Working in support of the Department of Defense (DoD) can be a rewarding and exciting career. Being a part of DoD gives a worker the chance to support one of the most valued and important missions of the U.S. government. But what does it take, and what type of person will be successful in department of defense jobs? Is the personal reward worth the concern of sequestration, continuous resolutions and potential layoffs?
Obviously, the most logical candidates are prior service members, veterans or Reserve or National Guard members. But the DoD workforce is one of the most diverse – it includes many government contractors and civilians with no prior military service, and who come from a variety of backgrounds.

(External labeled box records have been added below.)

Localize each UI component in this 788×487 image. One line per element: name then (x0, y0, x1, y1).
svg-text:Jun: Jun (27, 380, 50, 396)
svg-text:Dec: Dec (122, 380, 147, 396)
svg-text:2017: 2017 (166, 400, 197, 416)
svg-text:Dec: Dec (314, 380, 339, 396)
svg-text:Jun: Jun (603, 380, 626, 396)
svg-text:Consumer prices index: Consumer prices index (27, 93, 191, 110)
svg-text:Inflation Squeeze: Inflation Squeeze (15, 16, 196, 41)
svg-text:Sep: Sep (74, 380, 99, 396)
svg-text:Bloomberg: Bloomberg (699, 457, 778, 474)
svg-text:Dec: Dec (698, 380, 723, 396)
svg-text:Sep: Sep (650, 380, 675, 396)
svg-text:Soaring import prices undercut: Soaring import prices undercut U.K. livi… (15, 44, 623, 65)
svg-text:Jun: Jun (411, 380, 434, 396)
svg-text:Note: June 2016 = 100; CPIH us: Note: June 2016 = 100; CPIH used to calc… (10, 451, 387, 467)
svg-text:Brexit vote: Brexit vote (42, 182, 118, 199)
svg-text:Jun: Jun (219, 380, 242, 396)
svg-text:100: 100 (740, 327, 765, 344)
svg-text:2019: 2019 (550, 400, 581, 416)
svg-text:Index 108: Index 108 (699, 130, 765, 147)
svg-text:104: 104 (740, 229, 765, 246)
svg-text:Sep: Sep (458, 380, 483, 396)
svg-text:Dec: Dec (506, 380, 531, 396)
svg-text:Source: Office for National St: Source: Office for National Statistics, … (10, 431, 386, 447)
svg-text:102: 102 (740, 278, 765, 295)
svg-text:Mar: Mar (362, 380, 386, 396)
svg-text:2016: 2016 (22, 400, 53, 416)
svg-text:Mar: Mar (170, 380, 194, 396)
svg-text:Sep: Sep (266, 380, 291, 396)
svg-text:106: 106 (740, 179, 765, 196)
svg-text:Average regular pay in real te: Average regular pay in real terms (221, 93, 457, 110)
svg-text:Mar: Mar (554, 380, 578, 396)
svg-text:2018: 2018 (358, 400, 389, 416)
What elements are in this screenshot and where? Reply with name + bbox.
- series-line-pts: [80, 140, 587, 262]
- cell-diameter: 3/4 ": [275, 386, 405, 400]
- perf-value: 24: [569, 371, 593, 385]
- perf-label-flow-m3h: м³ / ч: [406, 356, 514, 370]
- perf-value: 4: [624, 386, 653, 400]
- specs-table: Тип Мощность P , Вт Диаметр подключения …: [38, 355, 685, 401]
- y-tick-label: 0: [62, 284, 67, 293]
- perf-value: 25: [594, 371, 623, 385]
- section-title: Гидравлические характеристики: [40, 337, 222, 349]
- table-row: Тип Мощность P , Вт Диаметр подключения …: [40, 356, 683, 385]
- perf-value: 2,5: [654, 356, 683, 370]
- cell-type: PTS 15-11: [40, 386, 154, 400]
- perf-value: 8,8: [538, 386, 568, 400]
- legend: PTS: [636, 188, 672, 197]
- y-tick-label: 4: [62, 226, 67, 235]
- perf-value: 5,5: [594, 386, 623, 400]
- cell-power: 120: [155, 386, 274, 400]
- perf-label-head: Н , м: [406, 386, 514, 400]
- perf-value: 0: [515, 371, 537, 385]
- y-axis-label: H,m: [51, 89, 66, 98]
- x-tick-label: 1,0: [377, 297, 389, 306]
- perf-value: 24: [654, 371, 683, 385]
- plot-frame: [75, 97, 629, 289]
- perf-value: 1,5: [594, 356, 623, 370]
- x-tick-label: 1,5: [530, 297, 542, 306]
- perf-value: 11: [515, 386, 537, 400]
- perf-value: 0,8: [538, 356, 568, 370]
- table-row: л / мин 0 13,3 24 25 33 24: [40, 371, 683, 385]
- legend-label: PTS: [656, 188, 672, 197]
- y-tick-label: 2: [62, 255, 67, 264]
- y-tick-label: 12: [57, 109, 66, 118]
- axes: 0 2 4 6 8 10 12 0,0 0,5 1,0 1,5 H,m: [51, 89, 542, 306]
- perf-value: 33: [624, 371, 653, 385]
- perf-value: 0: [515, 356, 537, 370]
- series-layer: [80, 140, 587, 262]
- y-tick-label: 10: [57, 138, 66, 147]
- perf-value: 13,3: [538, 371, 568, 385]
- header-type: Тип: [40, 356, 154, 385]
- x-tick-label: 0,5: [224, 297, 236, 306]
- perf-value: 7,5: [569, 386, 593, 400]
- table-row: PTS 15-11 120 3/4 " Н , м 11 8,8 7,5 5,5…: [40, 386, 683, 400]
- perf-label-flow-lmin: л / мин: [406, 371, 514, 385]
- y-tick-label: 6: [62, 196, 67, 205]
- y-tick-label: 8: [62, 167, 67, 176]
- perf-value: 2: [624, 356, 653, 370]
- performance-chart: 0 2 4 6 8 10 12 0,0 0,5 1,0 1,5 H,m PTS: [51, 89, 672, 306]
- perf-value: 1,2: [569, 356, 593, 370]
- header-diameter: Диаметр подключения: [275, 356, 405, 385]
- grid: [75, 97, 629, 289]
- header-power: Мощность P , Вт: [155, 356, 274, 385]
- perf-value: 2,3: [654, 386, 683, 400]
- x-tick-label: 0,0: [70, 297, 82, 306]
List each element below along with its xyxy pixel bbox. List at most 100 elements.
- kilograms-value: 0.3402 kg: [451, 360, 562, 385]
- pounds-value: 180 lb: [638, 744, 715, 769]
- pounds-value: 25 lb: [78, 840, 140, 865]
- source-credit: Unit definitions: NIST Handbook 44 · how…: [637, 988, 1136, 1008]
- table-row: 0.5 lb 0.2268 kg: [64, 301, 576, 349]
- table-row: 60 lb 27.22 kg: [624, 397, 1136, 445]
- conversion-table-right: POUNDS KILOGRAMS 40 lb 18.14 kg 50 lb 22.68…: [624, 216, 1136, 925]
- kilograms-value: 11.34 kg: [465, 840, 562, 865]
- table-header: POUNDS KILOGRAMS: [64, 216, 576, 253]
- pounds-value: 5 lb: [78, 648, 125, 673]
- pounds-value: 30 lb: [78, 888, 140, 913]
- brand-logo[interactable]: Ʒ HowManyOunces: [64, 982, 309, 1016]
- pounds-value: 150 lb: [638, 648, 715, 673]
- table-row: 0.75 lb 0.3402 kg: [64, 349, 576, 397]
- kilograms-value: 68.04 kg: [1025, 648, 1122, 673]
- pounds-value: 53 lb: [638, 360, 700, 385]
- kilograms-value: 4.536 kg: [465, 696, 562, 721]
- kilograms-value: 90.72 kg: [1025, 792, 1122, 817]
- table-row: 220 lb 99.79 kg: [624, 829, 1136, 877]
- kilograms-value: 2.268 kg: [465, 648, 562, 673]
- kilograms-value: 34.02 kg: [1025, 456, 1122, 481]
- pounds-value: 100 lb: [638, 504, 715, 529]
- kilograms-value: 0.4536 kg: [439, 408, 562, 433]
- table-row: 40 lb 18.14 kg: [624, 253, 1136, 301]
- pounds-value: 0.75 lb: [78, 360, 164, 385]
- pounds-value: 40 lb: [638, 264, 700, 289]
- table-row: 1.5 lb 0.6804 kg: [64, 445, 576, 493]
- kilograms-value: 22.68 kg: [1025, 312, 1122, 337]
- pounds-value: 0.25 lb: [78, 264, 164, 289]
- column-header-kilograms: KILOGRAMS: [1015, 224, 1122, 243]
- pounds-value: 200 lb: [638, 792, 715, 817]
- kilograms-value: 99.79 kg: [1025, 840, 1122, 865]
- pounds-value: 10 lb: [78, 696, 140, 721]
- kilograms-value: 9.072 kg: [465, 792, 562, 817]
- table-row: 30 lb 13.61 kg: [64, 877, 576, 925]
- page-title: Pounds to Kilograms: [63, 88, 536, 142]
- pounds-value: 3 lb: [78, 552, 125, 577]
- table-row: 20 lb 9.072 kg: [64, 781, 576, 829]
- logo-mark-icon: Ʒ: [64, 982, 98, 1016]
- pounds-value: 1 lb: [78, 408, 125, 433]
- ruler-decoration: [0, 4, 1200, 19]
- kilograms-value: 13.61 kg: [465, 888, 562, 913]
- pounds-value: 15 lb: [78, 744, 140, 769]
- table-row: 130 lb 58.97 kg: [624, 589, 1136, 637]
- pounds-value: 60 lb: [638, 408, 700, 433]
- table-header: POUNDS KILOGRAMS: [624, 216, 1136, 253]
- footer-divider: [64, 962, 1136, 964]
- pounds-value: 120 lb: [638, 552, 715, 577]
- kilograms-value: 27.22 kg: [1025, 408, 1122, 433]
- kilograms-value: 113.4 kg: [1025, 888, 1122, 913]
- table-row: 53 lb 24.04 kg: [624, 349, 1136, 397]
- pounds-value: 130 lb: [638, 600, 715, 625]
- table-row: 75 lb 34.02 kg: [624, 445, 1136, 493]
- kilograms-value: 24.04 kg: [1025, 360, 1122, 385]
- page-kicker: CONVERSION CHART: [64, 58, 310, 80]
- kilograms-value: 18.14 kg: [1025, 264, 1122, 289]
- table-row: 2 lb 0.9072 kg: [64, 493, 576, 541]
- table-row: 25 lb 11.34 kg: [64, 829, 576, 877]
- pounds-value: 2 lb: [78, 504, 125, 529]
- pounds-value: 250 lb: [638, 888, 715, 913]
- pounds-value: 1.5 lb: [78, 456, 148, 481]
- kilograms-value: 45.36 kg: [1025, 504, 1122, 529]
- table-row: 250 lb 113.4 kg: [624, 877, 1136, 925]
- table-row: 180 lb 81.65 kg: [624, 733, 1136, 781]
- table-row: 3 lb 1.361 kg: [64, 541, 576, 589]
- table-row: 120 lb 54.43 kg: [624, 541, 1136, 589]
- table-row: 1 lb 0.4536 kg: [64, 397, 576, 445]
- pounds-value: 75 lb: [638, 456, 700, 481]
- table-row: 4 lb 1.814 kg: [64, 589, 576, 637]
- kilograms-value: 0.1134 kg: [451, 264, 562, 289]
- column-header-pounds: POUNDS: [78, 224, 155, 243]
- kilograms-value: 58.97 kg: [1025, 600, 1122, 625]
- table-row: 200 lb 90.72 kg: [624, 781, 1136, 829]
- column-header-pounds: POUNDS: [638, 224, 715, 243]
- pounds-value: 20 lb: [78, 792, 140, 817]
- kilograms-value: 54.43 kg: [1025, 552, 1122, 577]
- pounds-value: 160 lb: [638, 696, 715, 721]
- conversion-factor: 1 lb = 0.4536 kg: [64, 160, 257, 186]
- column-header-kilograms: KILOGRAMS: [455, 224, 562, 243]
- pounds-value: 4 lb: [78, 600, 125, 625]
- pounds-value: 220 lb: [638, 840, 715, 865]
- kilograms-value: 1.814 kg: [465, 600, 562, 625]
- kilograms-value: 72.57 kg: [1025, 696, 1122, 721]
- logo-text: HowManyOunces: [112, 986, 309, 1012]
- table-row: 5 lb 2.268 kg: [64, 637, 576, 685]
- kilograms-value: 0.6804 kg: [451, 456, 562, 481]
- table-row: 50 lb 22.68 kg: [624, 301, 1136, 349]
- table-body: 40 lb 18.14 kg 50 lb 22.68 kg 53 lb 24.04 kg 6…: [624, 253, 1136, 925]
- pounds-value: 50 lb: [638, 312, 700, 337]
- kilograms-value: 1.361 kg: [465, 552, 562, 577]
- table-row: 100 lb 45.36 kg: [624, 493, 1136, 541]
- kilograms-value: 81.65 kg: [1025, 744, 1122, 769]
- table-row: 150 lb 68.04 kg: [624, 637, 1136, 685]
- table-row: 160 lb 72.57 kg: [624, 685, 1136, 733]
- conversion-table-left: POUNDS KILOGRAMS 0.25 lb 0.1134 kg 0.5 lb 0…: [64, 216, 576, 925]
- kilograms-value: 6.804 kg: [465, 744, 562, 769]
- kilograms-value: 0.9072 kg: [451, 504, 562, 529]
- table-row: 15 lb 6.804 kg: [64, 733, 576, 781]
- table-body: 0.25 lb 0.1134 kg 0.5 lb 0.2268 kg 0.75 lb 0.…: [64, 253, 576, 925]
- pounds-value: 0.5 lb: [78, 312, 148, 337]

Factors When Applying for Department of Defense Jobs
A few points to consider when thinking about a career in DoD:
1. The security clearance
Are you eligible to get, and maintain, a security clearance? It is probably the first, and most important question, because the nature of the work, and the environment, will demand trust, responsibility, and consistent reliability.
2. The culture.
For transitioning service members, working in the DoD is like coming home. For those without prior military experience the work can seem very foreign – from a new language of acronyms to unique processes. But even within the DoD workforce each segment is unique. Those who have worked in the Pentagon can attest to the subcultures between service members, contractors and DoD civilians. That subculture extends even to the service branches, which each have their own requirements, policies, and idiosyncrasies.
3. The mission.
The work DoD performs is too important to fail. Dedication and service are the cornerstone concepts required for each job seeker to fully understand. Unlike a corporation or business which are financially and economically driven, the mission of DoD involves the lives and security of service members, citizens, and the world at large. Because of the importance of that mission, the work is surprisingly stable. Despite concerns about sequestration and budget cuts the federal government workforce continues to grow. Versus private sector employment, working within the DoD offers greater job security.
5. Professional fields or expertise – what’s in demand.
Across the government, including DoD, cybersecurity professionals are most in-demand. Other in-demand career fields include big data professionals or those with Special Forces and Counter Intelligence backgrounds. Program managers are always in demand within government and the DoD, but in today’s market there are many more applicants than open positions.
The critical point to consider – DoD is still hiring, despite what you might hear in the news. If you’re a qualified professional or a transitioning service member, consider career opportunities in defense. Just be prepared for the budget roller coaster.